Even the Stoics acknowledged a particularly frightening aspect of marriage, down to being subject to “domestic worries,” including “having to heat the pot of water, send the children to school, do the work for the father-in-law, provide the wife with wool. , oil, bed and cup”. But are these requirements inconsistent with a requirement that is consistent with personal morality?

In a work titled "Marriage as an Obstacle to Philosophy," a late Stoic argued that marriage is a drag on life, and that its burden lies in weighing up marriage in a game of pros and cons. In the end, those who worried about this (the hedonists and the cynics) gave in: if marriage got in the way of personal life, it was only because the circumstances were not ideal.

If you really want to get rid of the embarrassment of childbirth caused by marriage, there may be a realistic way out, which is to be the child of an Eskimo!

Utopian sex

If Aristotle's appeal for "monogamy" morality in "Politics" is still just a personal utopia; then Plato, in "The Laws", based his moral utopia on the marriage relationship above.

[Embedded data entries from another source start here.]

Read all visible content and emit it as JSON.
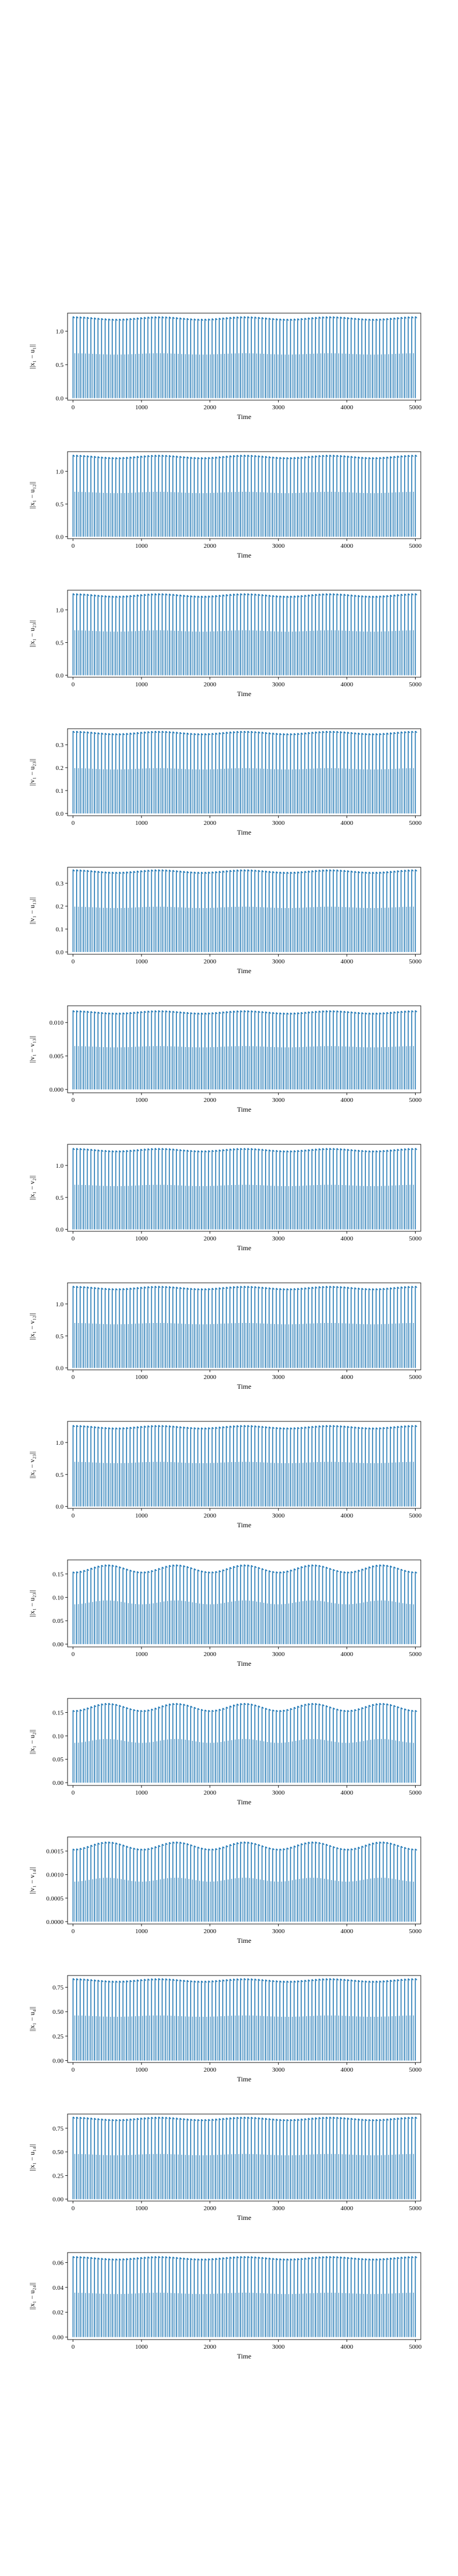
{
  "figure": {
    "background": "#ffffff"
  },
  "chart_data": [
    {
      "type": "line",
      "title": "",
      "xlabel": "Time",
      "ylabel": "||x₁ − u₁||",
      "xlim": [
        -80,
        5080
      ],
      "ylim": [
        -0.03,
        1.27
      ],
      "xticks": [
        0,
        1000,
        2000,
        3000,
        4000,
        5000
      ],
      "xtick_labels": [
        "0",
        "1000",
        "2000",
        "3000",
        "4000",
        "5000"
      ],
      "yticks": [
        0,
        0.5,
        1.0
      ],
      "ytick_labels": [
        "0.0",
        "0.5",
        "1.0"
      ],
      "grid": false,
      "legend": "none",
      "color": "#1f77b4",
      "series": [
        {
          "envelope_max": 1.22,
          "envelope_min": 0.0,
          "pattern": "dense oscillation, near-constant envelope",
          "t_range": [
            0,
            5000
          ]
        }
      ]
    },
    {
      "type": "line",
      "title": "",
      "xlabel": "Time",
      "ylabel": "||x₁ − u₁₂||",
      "xlim": [
        -80,
        5080
      ],
      "ylim": [
        -0.03,
        1.3
      ],
      "xticks": [
        0,
        1000,
        2000,
        3000,
        4000,
        5000
      ],
      "xtick_labels": [
        "0",
        "1000",
        "2000",
        "3000",
        "4000",
        "5000"
      ],
      "yticks": [
        0,
        0.5,
        1.0
      ],
      "ytick_labels": [
        "0.0",
        "0.5",
        "1.0"
      ],
      "grid": false,
      "legend": "none",
      "color": "#1f77b4",
      "series": [
        {
          "envelope_max": 1.25,
          "envelope_min": 0.0,
          "pattern": "dense oscillation, near-constant envelope",
          "t_range": [
            0,
            5000
          ]
        }
      ]
    },
    {
      "type": "line",
      "title": "",
      "xlabel": "Time",
      "ylabel": "||x₁ − u₂₃||",
      "xlim": [
        -80,
        5080
      ],
      "ylim": [
        -0.03,
        1.3
      ],
      "xticks": [
        0,
        1000,
        2000,
        3000,
        4000,
        5000
      ],
      "xtick_labels": [
        "0",
        "1000",
        "2000",
        "3000",
        "4000",
        "5000"
      ],
      "yticks": [
        0,
        0.5,
        1.0
      ],
      "ytick_labels": [
        "0.0",
        "0.5",
        "1.0"
      ],
      "grid": false,
      "legend": "none",
      "color": "#1f77b4",
      "series": [
        {
          "envelope_max": 1.25,
          "envelope_min": 0.0,
          "pattern": "dense oscillation, near-constant envelope",
          "t_range": [
            0,
            5000
          ]
        }
      ]
    },
    {
      "type": "line",
      "title": "",
      "xlabel": "Time",
      "ylabel": "||v₁ − u₂₃||",
      "xlim": [
        -80,
        5080
      ],
      "ylim": [
        -0.01,
        0.37
      ],
      "xticks": [
        0,
        1000,
        2000,
        3000,
        4000,
        5000
      ],
      "xtick_labels": [
        "0",
        "1000",
        "2000",
        "3000",
        "4000",
        "5000"
      ],
      "yticks": [
        0,
        0.1,
        0.2,
        0.3
      ],
      "ytick_labels": [
        "0.0",
        "0.1",
        "0.2",
        "0.3"
      ],
      "grid": false,
      "legend": "none",
      "color": "#1f77b4",
      "series": [
        {
          "envelope_max": 0.36,
          "envelope_min": 0.0,
          "pattern": "dense oscillation, near-constant envelope",
          "t_range": [
            0,
            5000
          ]
        }
      ]
    },
    {
      "type": "line",
      "title": "",
      "xlabel": "Time",
      "ylabel": "||v₁ − u₁₃||",
      "xlim": [
        -80,
        5080
      ],
      "ylim": [
        -0.01,
        0.37
      ],
      "xticks": [
        0,
        1000,
        2000,
        3000,
        4000,
        5000
      ],
      "xtick_labels": [
        "0",
        "1000",
        "2000",
        "3000",
        "4000",
        "5000"
      ],
      "yticks": [
        0,
        0.1,
        0.2,
        0.3
      ],
      "ytick_labels": [
        "0.0",
        "0.1",
        "0.2",
        "0.3"
      ],
      "grid": false,
      "legend": "none",
      "color": "#1f77b4",
      "series": [
        {
          "envelope_max": 0.36,
          "envelope_min": 0.0,
          "pattern": "dense oscillation, near-constant envelope",
          "t_range": [
            0,
            5000
          ]
        }
      ]
    },
    {
      "type": "line",
      "title": "",
      "xlabel": "Time",
      "ylabel": "||v₁ − v₁₃||",
      "xlim": [
        -80,
        5080
      ],
      "ylim": [
        -0.0005,
        0.0125
      ],
      "xticks": [
        0,
        1000,
        2000,
        3000,
        4000,
        5000
      ],
      "xtick_labels": [
        "0",
        "1000",
        "2000",
        "3000",
        "4000",
        "5000"
      ],
      "yticks": [
        0,
        0.005,
        0.01
      ],
      "ytick_labels": [
        "0.000",
        "0.005",
        "0.010"
      ],
      "grid": false,
      "legend": "none",
      "color": "#1f77b4",
      "series": [
        {
          "envelope_max": 0.0118,
          "envelope_min": 0.0,
          "pattern": "dense oscillation, near-constant envelope",
          "t_range": [
            0,
            5000
          ]
        }
      ]
    },
    {
      "type": "line",
      "title": "",
      "xlabel": "Time",
      "ylabel": "||x₁ − v₂||",
      "xlim": [
        -80,
        5080
      ],
      "ylim": [
        -0.03,
        1.33
      ],
      "xticks": [
        0,
        1000,
        2000,
        3000,
        4000,
        5000
      ],
      "xtick_labels": [
        "0",
        "1000",
        "2000",
        "3000",
        "4000",
        "5000"
      ],
      "yticks": [
        0,
        0.5,
        1.0
      ],
      "ytick_labels": [
        "0.0",
        "0.5",
        "1.0"
      ],
      "grid": false,
      "legend": "none",
      "color": "#1f77b4",
      "series": [
        {
          "envelope_max": 1.27,
          "envelope_min": 0.0,
          "pattern": "dense oscillation, near-constant envelope",
          "t_range": [
            0,
            5000
          ]
        }
      ]
    },
    {
      "type": "line",
      "title": "",
      "xlabel": "Time",
      "ylabel": "||x₁ − v₁₂||",
      "xlim": [
        -80,
        5080
      ],
      "ylim": [
        -0.03,
        1.33
      ],
      "xticks": [
        0,
        1000,
        2000,
        3000,
        4000,
        5000
      ],
      "xtick_labels": [
        "0",
        "1000",
        "2000",
        "3000",
        "4000",
        "5000"
      ],
      "yticks": [
        0,
        0.5,
        1.0
      ],
      "ytick_labels": [
        "0.0",
        "0.5",
        "1.0"
      ],
      "grid": false,
      "legend": "none",
      "color": "#1f77b4",
      "series": [
        {
          "envelope_max": 1.28,
          "envelope_min": 0.0,
          "pattern": "dense oscillation, near-constant envelope",
          "t_range": [
            0,
            5000
          ]
        }
      ]
    },
    {
      "type": "line",
      "title": "",
      "xlabel": "Time",
      "ylabel": "||x₁ − v₂₃||",
      "xlim": [
        -80,
        5080
      ],
      "ylim": [
        -0.03,
        1.33
      ],
      "xticks": [
        0,
        1000,
        2000,
        3000,
        4000,
        5000
      ],
      "xtick_labels": [
        "0",
        "1000",
        "2000",
        "3000",
        "4000",
        "5000"
      ],
      "yticks": [
        0,
        0.5,
        1.0
      ],
      "ytick_labels": [
        "0.0",
        "0.5",
        "1.0"
      ],
      "grid": false,
      "legend": "none",
      "color": "#1f77b4",
      "series": [
        {
          "envelope_max": 1.27,
          "envelope_min": 0.0,
          "pattern": "dense oscillation, near-constant envelope",
          "t_range": [
            0,
            5000
          ]
        }
      ]
    },
    {
      "type": "line",
      "title": "",
      "xlabel": "Time",
      "ylabel": "||x₁ − u₂₃||",
      "xlim": [
        -80,
        5080
      ],
      "ylim": [
        -0.006,
        0.18
      ],
      "xticks": [
        0,
        1000,
        2000,
        3000,
        4000,
        5000
      ],
      "xtick_labels": [
        "0",
        "1000",
        "2000",
        "3000",
        "4000",
        "5000"
      ],
      "yticks": [
        0,
        0.05,
        0.1,
        0.15
      ],
      "ytick_labels": [
        "0.00",
        "0.05",
        "0.10",
        "0.15"
      ],
      "grid": false,
      "legend": "none",
      "color": "#1f77b4",
      "series": [
        {
          "envelope_max": 0.17,
          "envelope_min": 0.0,
          "pattern": "dense oscillation, envelope waves between ~0.155 and ~0.17 with period ~1000",
          "t_range": [
            0,
            5000
          ]
        }
      ]
    },
    {
      "type": "line",
      "title": "",
      "xlabel": "Time",
      "ylabel": "||x₁ − u₂||",
      "xlim": [
        -80,
        5080
      ],
      "ylim": [
        -0.006,
        0.18
      ],
      "xticks": [
        0,
        1000,
        2000,
        3000,
        4000,
        5000
      ],
      "xtick_labels": [
        "0",
        "1000",
        "2000",
        "3000",
        "4000",
        "5000"
      ],
      "yticks": [
        0,
        0.05,
        0.1,
        0.15
      ],
      "ytick_labels": [
        "0.00",
        "0.05",
        "0.10",
        "0.15"
      ],
      "grid": false,
      "legend": "none",
      "color": "#1f77b4",
      "series": [
        {
          "envelope_max": 0.17,
          "envelope_min": 0.0,
          "pattern": "dense oscillation, envelope waves between ~0.155 and ~0.17 with period ~1000",
          "t_range": [
            0,
            5000
          ]
        }
      ]
    },
    {
      "type": "line",
      "title": "",
      "xlabel": "Time",
      "ylabel": "||v₁ − v₁₄||",
      "xlim": [
        -80,
        5080
      ],
      "ylim": [
        -5e-05,
        0.0018
      ],
      "xticks": [
        0,
        1000,
        2000,
        3000,
        4000,
        5000
      ],
      "xtick_labels": [
        "0",
        "1000",
        "2000",
        "3000",
        "4000",
        "5000"
      ],
      "yticks": [
        0,
        0.0005,
        0.001,
        0.0015
      ],
      "ytick_labels": [
        "0.0000",
        "0.0005",
        "0.0010",
        "0.0015"
      ],
      "grid": false,
      "legend": "none",
      "color": "#1f77b4",
      "series": [
        {
          "envelope_max": 0.0017,
          "envelope_min": 0.0,
          "pattern": "dense oscillation, envelope waves between ~0.0015 and ~0.0017 with period ~1000",
          "t_range": [
            0,
            5000
          ]
        }
      ]
    },
    {
      "type": "line",
      "title": "",
      "xlabel": "Time",
      "ylabel": "||x₁ − u₄||",
      "xlim": [
        -80,
        5080
      ],
      "ylim": [
        -0.02,
        0.87
      ],
      "xticks": [
        0,
        1000,
        2000,
        3000,
        4000,
        5000
      ],
      "xtick_labels": [
        "0",
        "1000",
        "2000",
        "3000",
        "4000",
        "5000"
      ],
      "yticks": [
        0,
        0.25,
        0.5,
        0.75
      ],
      "ytick_labels": [
        "0.00",
        "0.25",
        "0.50",
        "0.75"
      ],
      "grid": false,
      "legend": "none",
      "color": "#1f77b4",
      "series": [
        {
          "envelope_max": 0.84,
          "envelope_min": 0.0,
          "pattern": "dense oscillation, near-constant envelope",
          "t_range": [
            0,
            5000
          ]
        }
      ]
    },
    {
      "type": "line",
      "title": "",
      "xlabel": "Time",
      "ylabel": "||x₁ − u₁₄||",
      "xlim": [
        -80,
        5080
      ],
      "ylim": [
        -0.02,
        0.9
      ],
      "xticks": [
        0,
        1000,
        2000,
        3000,
        4000,
        5000
      ],
      "xtick_labels": [
        "0",
        "1000",
        "2000",
        "3000",
        "4000",
        "5000"
      ],
      "yticks": [
        0,
        0.25,
        0.5,
        0.75
      ],
      "ytick_labels": [
        "0.00",
        "0.25",
        "0.50",
        "0.75"
      ],
      "grid": false,
      "legend": "none",
      "color": "#1f77b4",
      "series": [
        {
          "envelope_max": 0.87,
          "envelope_min": 0.0,
          "pattern": "dense oscillation, near-constant envelope",
          "t_range": [
            0,
            5000
          ]
        }
      ]
    },
    {
      "type": "line",
      "title": "",
      "xlabel": "Time",
      "ylabel": "||x₁ − u₂₄||",
      "xlim": [
        -80,
        5080
      ],
      "ylim": [
        -0.002,
        0.068
      ],
      "xticks": [
        0,
        1000,
        2000,
        3000,
        4000,
        5000
      ],
      "xtick_labels": [
        "0",
        "1000",
        "2000",
        "3000",
        "4000",
        "5000"
      ],
      "yticks": [
        0,
        0.02,
        0.04,
        0.06
      ],
      "ytick_labels": [
        "0.00",
        "0.02",
        "0.04",
        "0.06"
      ],
      "grid": false,
      "legend": "none",
      "color": "#1f77b4",
      "series": [
        {
          "envelope_max": 0.065,
          "envelope_min": 0.0,
          "pattern": "dense oscillation, near-constant envelope",
          "t_range": [
            0,
            5000
          ]
        }
      ]
    }
  ]
}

For the first time, marriage was comprehensively examined from the perspective of being beneficial to the community. Plato's requirements seem to be quite harsh today: marriages should avoid marriages between rich people; newlyweds should be carefully inspected; and the husband should be stipulated throughout the childbirth period. Only the legal wife is allowed to be impregnated during the age, and there is no other sexual relations.

Sex and marriage have always been placed in an important position by the constructors of Utopia. In contrast to Plato's moral utopia that strictly adheres to "monogamy", the early communist experimental field planned by Thomas More in the 15th century, although it has no restrictions on the relationship between men and women. They have a more open attitude towards marriage, and even the "trial marriage" system has been introduced into this kingdom where everyone is for himself.

The former elevated both parties in the marriage relationship to an equal status far beyond the reality at the time, while the latter aspired to an unprecedented fair distribution of sexual resources. Though they are thousands of years apart, the two have something in common: sex that takes place in Utopia must be scrutinized by everyone's eyes.

Paradoxically, the only leeway left under the high moral pressure of Plato's Republic is that if extramarital sexual relations have escaped the eyes of men and women in the city-state, they may not be investigated and punished.